I don’t understand those people at all. If my browser window is the width of a mobile phone’s screen, than a version of the website designed for that size is exactly what I want!
Right! If you've got a window that narrow, the only way the design will even work or layout correctly is with the "mobile" layout...
The bigger problem is people hiding functionality if you're in the mobile breakpoint. That's an issue: all functionality should be enabled, at least in some way IMO. Mobile should never be a second class citizen :)
There's also a big problem where the mobile layout will tend to make controls huge to present a reasonable size touch target. This is unnecessary on the desktop, and may even result in less information fitting on screen than before switching to the mobile layout.
That allows the dev to select for devices that do not have a mouse and such rely on touch targets, to increase the sizing. I've been implementing this myself recently in our web application, while still allowing us to change the layout to fit the narrow width!
I'm sure there are some devices it doesn't fit perfectly for though. This stuff is capital-H hard.
The implementations for these have some... complications, the device sets we now deal with are huge, and making sure there are no idiosyncratic bugs that creep up when using them is legitimately a fair bit of work.
> If my browser window is the width of a mobile phone’s screen
It's not, is the thing.
I have a 23 inch screen for my 1080p screen. My phone has a 6ish inch diagonal.
When I make a window 960 x 1080, that's still something like 10 inches across and 11 inches tall. It's sheet-of-paper sized. I'm perfectly comfortable reading that as it was designed for a desktop layout.
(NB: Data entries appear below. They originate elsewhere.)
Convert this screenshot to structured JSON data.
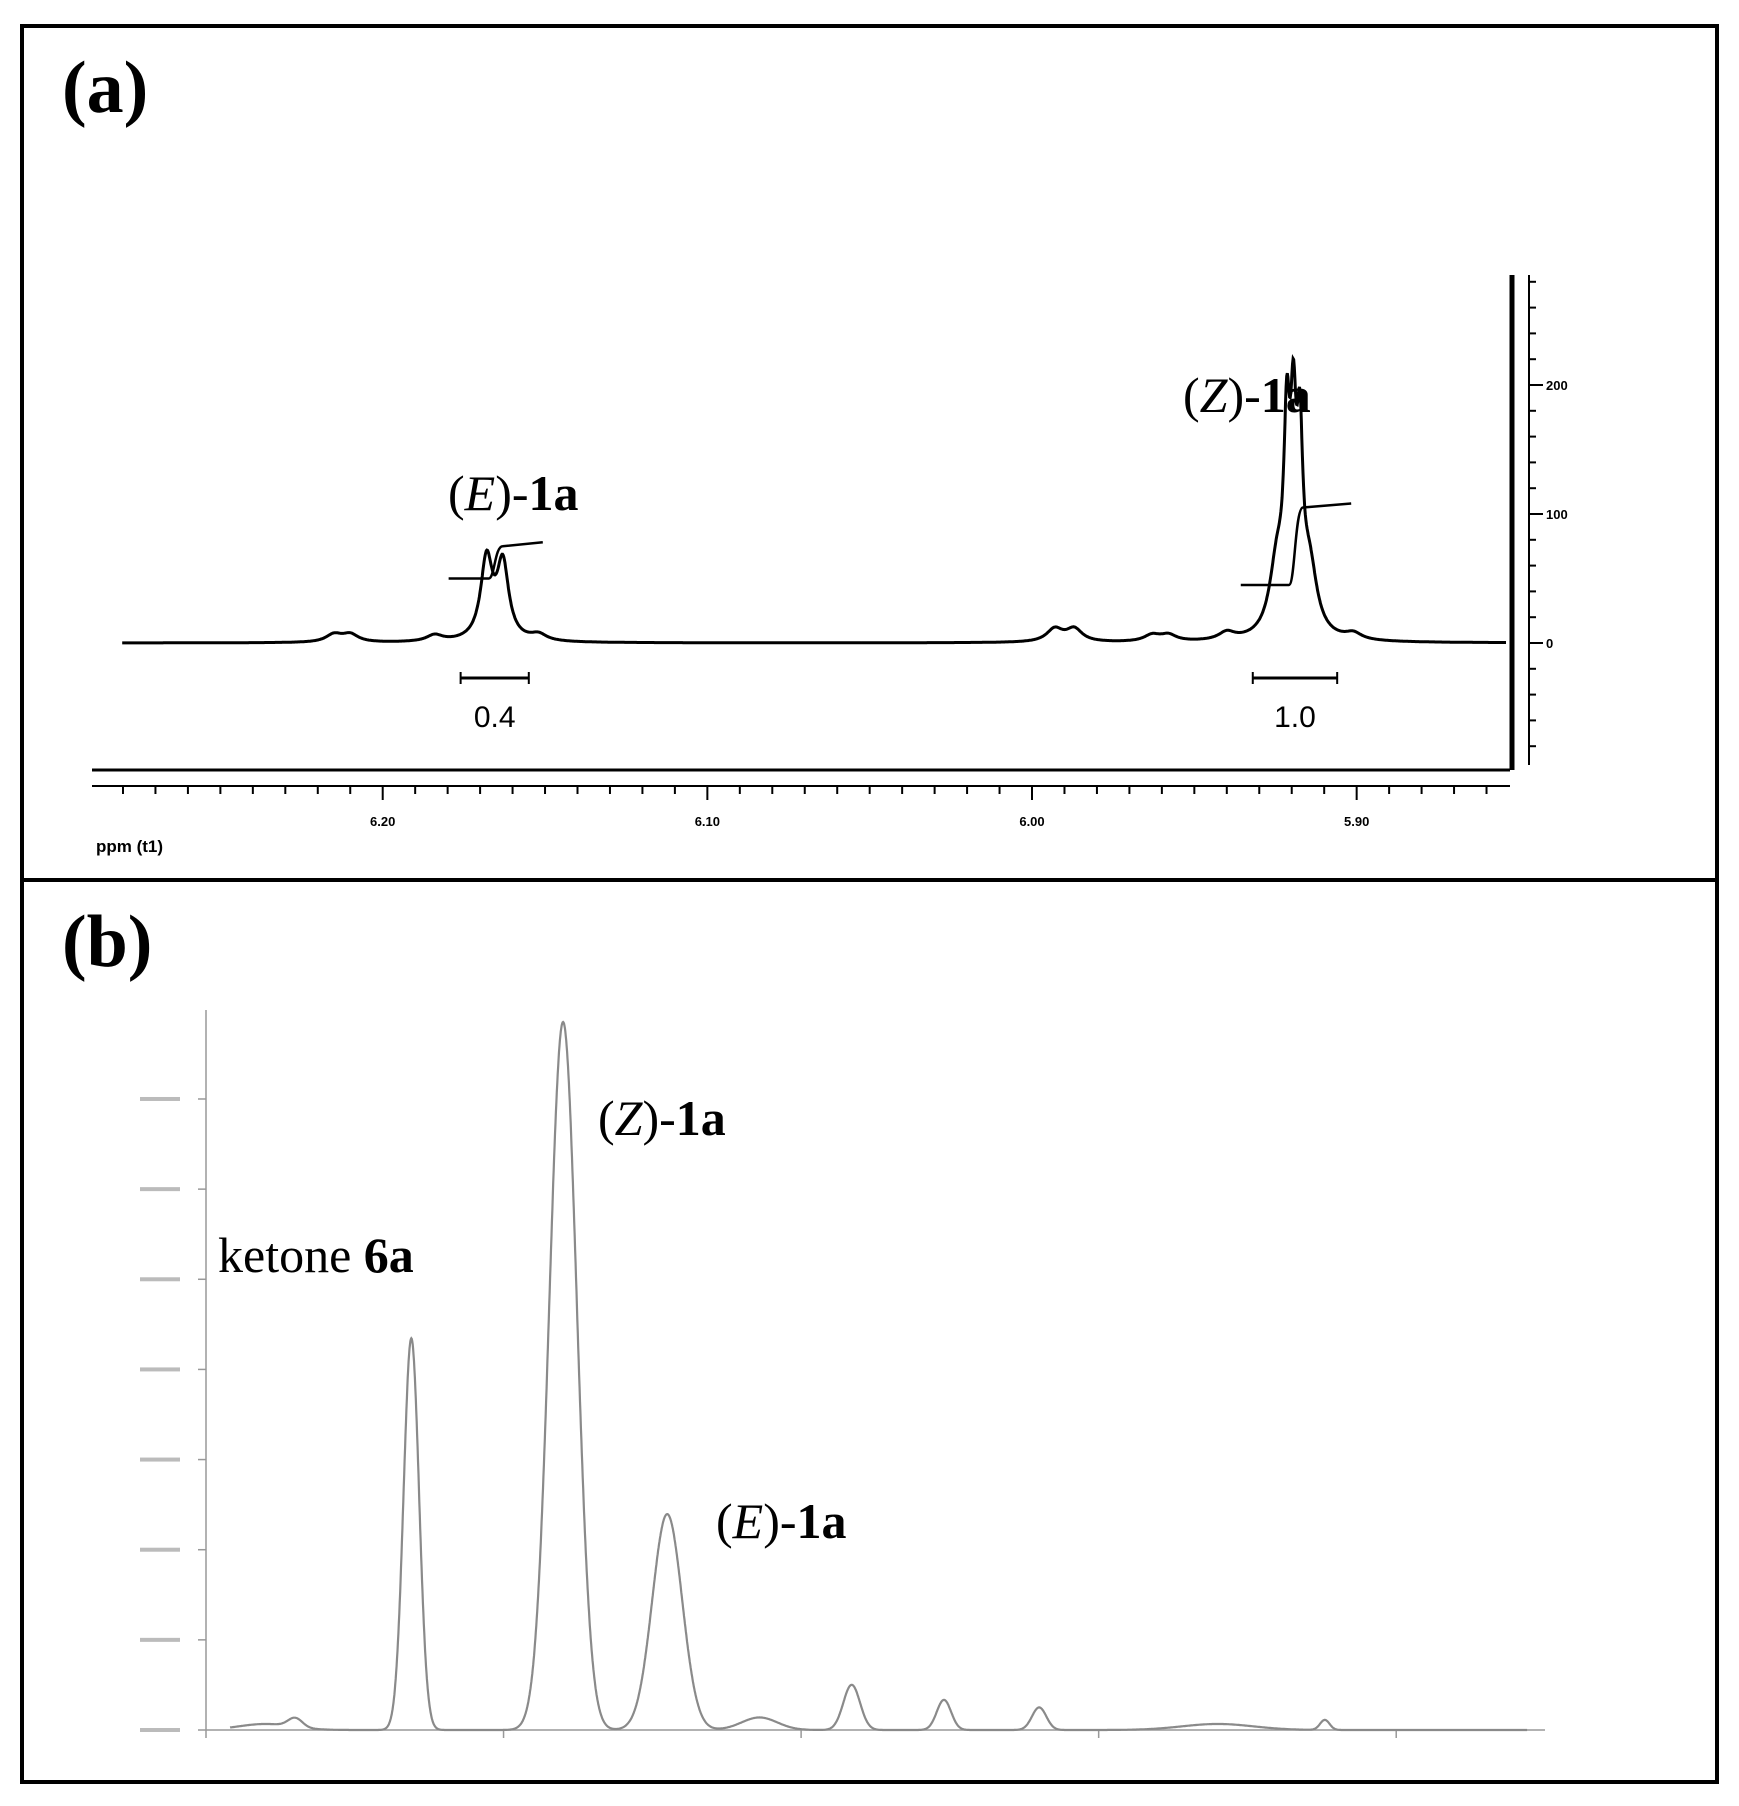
{
  "panels": {
    "a": {
      "letter": "(a)"
    },
    "b": {
      "letter": "(b)"
    }
  },
  "chart_data": [
    {
      "type": "line",
      "panel": "(a)",
      "title": "",
      "xlabel": "ppm (t1)",
      "ylabel": "",
      "x_reversed": true,
      "xlim": [
        6.284,
        5.854
      ],
      "ylim": [
        -100,
        300
      ],
      "x_ticks": [
        {
          "value": 6.2,
          "label": "6.20"
        },
        {
          "value": 6.1,
          "label": "6.10"
        },
        {
          "value": 6.0,
          "label": "6.00"
        },
        {
          "value": 5.9,
          "label": "5.90"
        }
      ],
      "x_minor_step": 0.01,
      "y_ticks": [
        {
          "value": 200,
          "label": "200"
        },
        {
          "value": 100,
          "label": "100"
        },
        {
          "value": 0,
          "label": "0"
        }
      ],
      "y_minor_step": 20,
      "peaks": [
        {
          "center": 6.215,
          "height": 6,
          "width": 0.003
        },
        {
          "center": 6.21,
          "height": 6,
          "width": 0.003
        },
        {
          "center": 6.184,
          "height": 5,
          "width": 0.003
        },
        {
          "center": 6.168,
          "height": 62,
          "width": 0.0022
        },
        {
          "center": 6.163,
          "height": 58,
          "width": 0.0022
        },
        {
          "center": 6.152,
          "height": 5,
          "width": 0.003
        },
        {
          "center": 5.993,
          "height": 10,
          "width": 0.003
        },
        {
          "center": 5.987,
          "height": 10,
          "width": 0.003
        },
        {
          "center": 5.963,
          "height": 5,
          "width": 0.003
        },
        {
          "center": 5.958,
          "height": 5,
          "width": 0.003
        },
        {
          "center": 5.94,
          "height": 6,
          "width": 0.003
        },
        {
          "center": 5.9245,
          "height": 55,
          "width": 0.0028
        },
        {
          "center": 5.9215,
          "height": 135,
          "width": 0.0011
        },
        {
          "center": 5.9195,
          "height": 135,
          "width": 0.0011
        },
        {
          "center": 5.9175,
          "height": 125,
          "width": 0.0011
        },
        {
          "center": 5.9145,
          "height": 50,
          "width": 0.0028
        },
        {
          "center": 5.901,
          "height": 5,
          "width": 0.003
        }
      ],
      "integrals": [
        {
          "label": "0.4",
          "from": 6.176,
          "to": 6.155,
          "value": 0.4
        },
        {
          "label": "1.0",
          "from": 5.932,
          "to": 5.906,
          "value": 1.0
        }
      ],
      "annotations": [
        {
          "x": 6.165,
          "name_italic": "E",
          "compound": "1a"
        },
        {
          "x": 5.921,
          "name_italic": "Z",
          "compound": "1a"
        }
      ]
    },
    {
      "type": "line",
      "panel": "(b)",
      "title": "",
      "xlabel": "",
      "ylabel": "",
      "xlim": [
        0,
        22.5
      ],
      "ylim": [
        0,
        1.4
      ],
      "peaks": [
        {
          "center": 1.0,
          "height": 0.012,
          "width": 0.45
        },
        {
          "center": 1.5,
          "height": 0.018,
          "width": 0.12
        },
        {
          "center": 3.45,
          "height": 0.78,
          "width": 0.13
        },
        {
          "center": 6.0,
          "height": 1.41,
          "width": 0.23
        },
        {
          "center": 7.75,
          "height": 0.43,
          "width": 0.25
        },
        {
          "center": 9.3,
          "height": 0.025,
          "width": 0.3
        },
        {
          "center": 10.85,
          "height": 0.09,
          "width": 0.14
        },
        {
          "center": 12.4,
          "height": 0.06,
          "width": 0.12
        },
        {
          "center": 14.0,
          "height": 0.045,
          "width": 0.12
        },
        {
          "center": 17.0,
          "height": 0.012,
          "width": 0.6
        },
        {
          "center": 18.8,
          "height": 0.02,
          "width": 0.08
        }
      ],
      "annotations": [
        {
          "x": 3.45,
          "plain": "ketone ",
          "compound": "6a"
        },
        {
          "x": 6.0,
          "name_italic": "Z",
          "compound": "1a"
        },
        {
          "x": 7.75,
          "name_italic": "E",
          "compound": "1a"
        }
      ]
    }
  ]
}
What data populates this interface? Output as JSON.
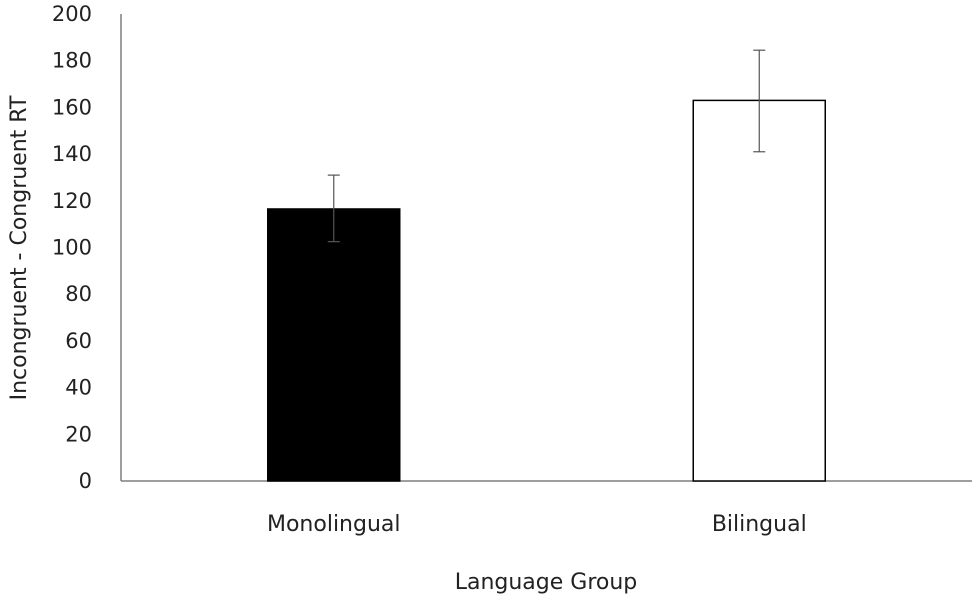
{
  "chart_data": {
    "type": "bar",
    "title": "",
    "xlabel": "Language Group",
    "ylabel": "Incongruent - Congruent RT",
    "ylim": [
      0,
      200
    ],
    "yticks": [
      0,
      20,
      40,
      60,
      80,
      100,
      120,
      140,
      160,
      180,
      200
    ],
    "categories": [
      "Monolingual",
      "Bilingual"
    ],
    "values": [
      116.5,
      163
    ],
    "error_low": [
      102.5,
      141
    ],
    "error_high": [
      131,
      184.5
    ],
    "bar_fills": [
      "#000000",
      "#ffffff"
    ],
    "bar_stroke": "#000000",
    "grid": false,
    "legend": false
  }
}
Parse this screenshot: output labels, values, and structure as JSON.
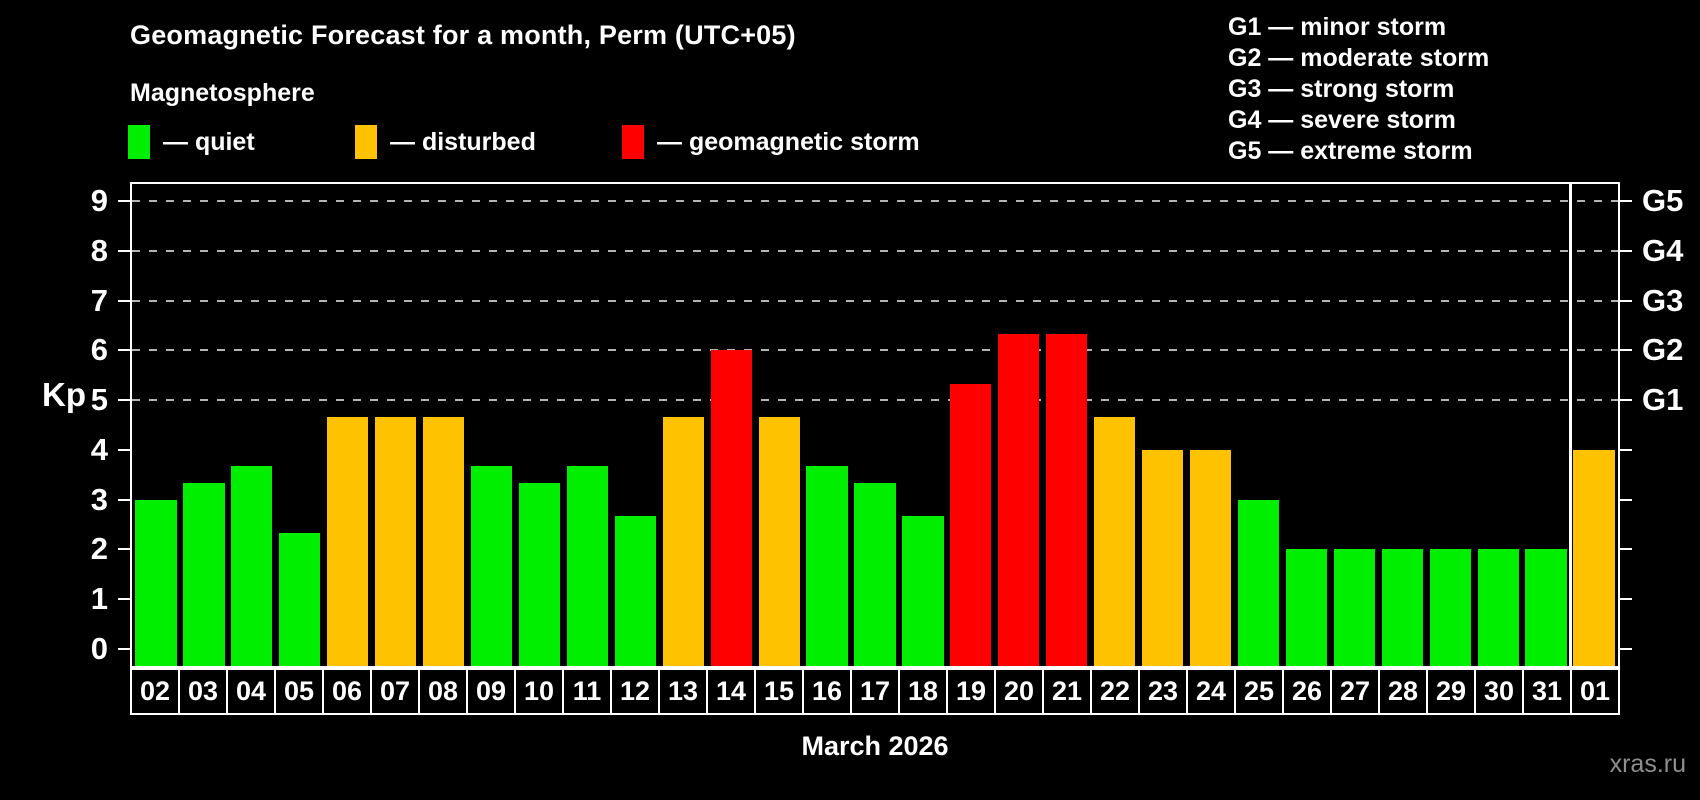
{
  "header": {
    "title": "Geomagnetic Forecast for a month, Perm (UTC+05)",
    "subtitle": "Magnetosphere",
    "legend": [
      {
        "key": "quiet",
        "label": "— quiet",
        "color": "#00ee00"
      },
      {
        "key": "disturbed",
        "label": "— disturbed",
        "color": "#ffc200"
      },
      {
        "key": "storm",
        "label": "— geomagnetic storm",
        "color": "#ff0000"
      }
    ],
    "g_scale_legend": [
      "G1 — minor storm",
      "G2 — moderate storm",
      "G3 — strong storm",
      "G4 — severe storm",
      "G5 — extreme storm"
    ]
  },
  "chart_data": {
    "type": "bar",
    "title": "Geomagnetic Forecast for a month, Perm (UTC+05)",
    "ylabel": "Kp",
    "xlabel": "March 2026",
    "ylim": [
      0,
      9
    ],
    "yticks": [
      0,
      1,
      2,
      3,
      4,
      5,
      6,
      7,
      8,
      9
    ],
    "grid": "dashed horizontal lines at Kp 5-9",
    "gridlines_at": [
      5,
      6,
      7,
      8,
      9
    ],
    "right_axis": [
      {
        "kp": 5,
        "label": "G1"
      },
      {
        "kp": 6,
        "label": "G2"
      },
      {
        "kp": 7,
        "label": "G3"
      },
      {
        "kp": 8,
        "label": "G4"
      },
      {
        "kp": 9,
        "label": "G5"
      }
    ],
    "legend_position": "top",
    "categories": [
      "02",
      "03",
      "04",
      "05",
      "06",
      "07",
      "08",
      "09",
      "10",
      "11",
      "12",
      "13",
      "14",
      "15",
      "16",
      "17",
      "18",
      "19",
      "20",
      "21",
      "22",
      "23",
      "24",
      "25",
      "26",
      "27",
      "28",
      "29",
      "30",
      "31",
      "01"
    ],
    "values": [
      3,
      3.33,
      3.67,
      2.33,
      4.67,
      4.67,
      4.67,
      3.67,
      3.33,
      3.67,
      2.67,
      4.67,
      6,
      4.67,
      3.67,
      3.33,
      2.67,
      5.33,
      6.33,
      6.33,
      4.67,
      4,
      4,
      3,
      2,
      2,
      2,
      2,
      2,
      2,
      4
    ],
    "statuses": [
      "quiet",
      "quiet",
      "quiet",
      "quiet",
      "disturbed",
      "disturbed",
      "disturbed",
      "quiet",
      "quiet",
      "quiet",
      "quiet",
      "disturbed",
      "storm",
      "disturbed",
      "quiet",
      "quiet",
      "quiet",
      "storm",
      "storm",
      "storm",
      "disturbed",
      "disturbed",
      "disturbed",
      "quiet",
      "quiet",
      "quiet",
      "quiet",
      "quiet",
      "quiet",
      "quiet",
      "disturbed"
    ],
    "colors_by_status": {
      "quiet": "#00ee00",
      "disturbed": "#ffc200",
      "storm": "#ff0000"
    },
    "month_separator_before_category": "01"
  },
  "footer": {
    "watermark": "xras.ru"
  }
}
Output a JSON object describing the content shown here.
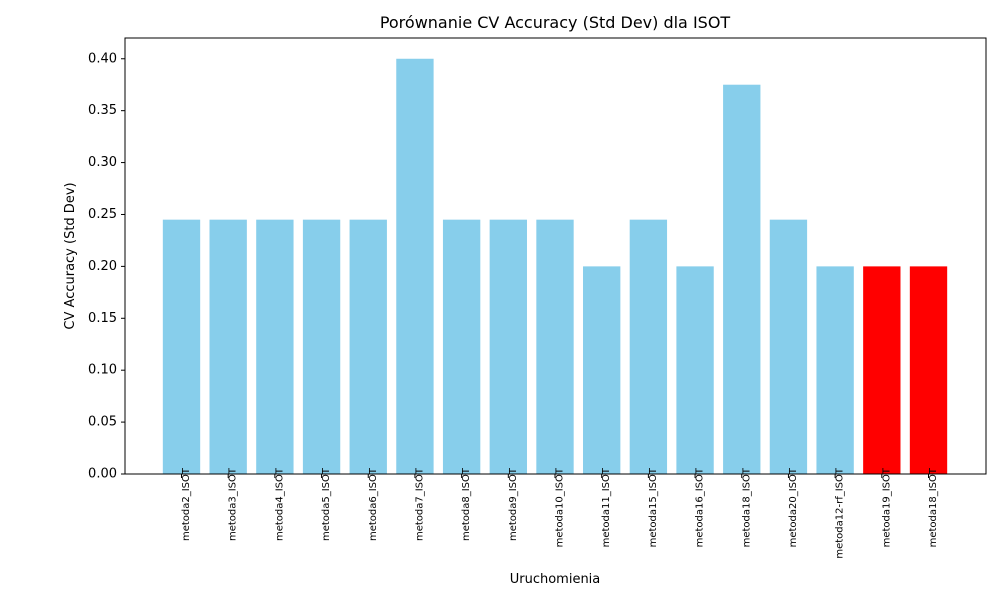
{
  "chart_data": {
    "type": "bar",
    "title": "Porównanie CV Accuracy (Std Dev) dla ISOT",
    "xlabel": "Uruchomienia",
    "ylabel": "CV Accuracy (Std Dev)",
    "ylim": [
      0,
      0.42
    ],
    "yticks": [
      "0.00",
      "0.05",
      "0.10",
      "0.15",
      "0.20",
      "0.25",
      "0.30",
      "0.35",
      "0.40"
    ],
    "categories": [
      "metoda2_ISOT",
      "metoda3_ISOT",
      "metoda4_ISOT",
      "metoda5_ISOT",
      "metoda6_ISOT",
      "metoda7_ISOT",
      "metoda8_ISOT",
      "metoda9_ISOT",
      "metoda10_ISOT",
      "metoda11_ISOT",
      "metoda15_ISOT",
      "metoda16_ISOT",
      "metoda18_ISOT",
      "metoda20_ISOT",
      "metoda12-rf_ISOT",
      "metoda19_ISOT",
      "metoda18_ISOT"
    ],
    "values": [
      0.245,
      0.245,
      0.245,
      0.245,
      0.245,
      0.4,
      0.245,
      0.245,
      0.245,
      0.2,
      0.245,
      0.2,
      0.375,
      0.245,
      0.2,
      0.2,
      0.2
    ],
    "highlighted": [
      false,
      false,
      false,
      false,
      false,
      false,
      false,
      false,
      false,
      false,
      false,
      false,
      false,
      false,
      false,
      true,
      true
    ],
    "colors": {
      "default": "#87CEEB",
      "highlight": "#FF0000"
    },
    "grid": false,
    "legend": "none"
  }
}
I would say that half of my monitor, more accurately, is about the dimensions of an iPad at comfortable viewing distance.
Phones are far taller than half of a 1080p screen.
Half a monitor is: 960 x 1080, or 1:1.125
A iPhone is: 828 x 1792, or 1:2.164
So websites tend to shove a candybar shape into a nearly square sheet of paper and waste a lot of usable proportions for things like controls or hamburger menus.
Not necessarily: the real-world size matters too. Desktop-sized UI is hard to hit on a touchscreen when shrunk; meanwhile mobile-sized UI wastes space when enlarged on a desktop monitor.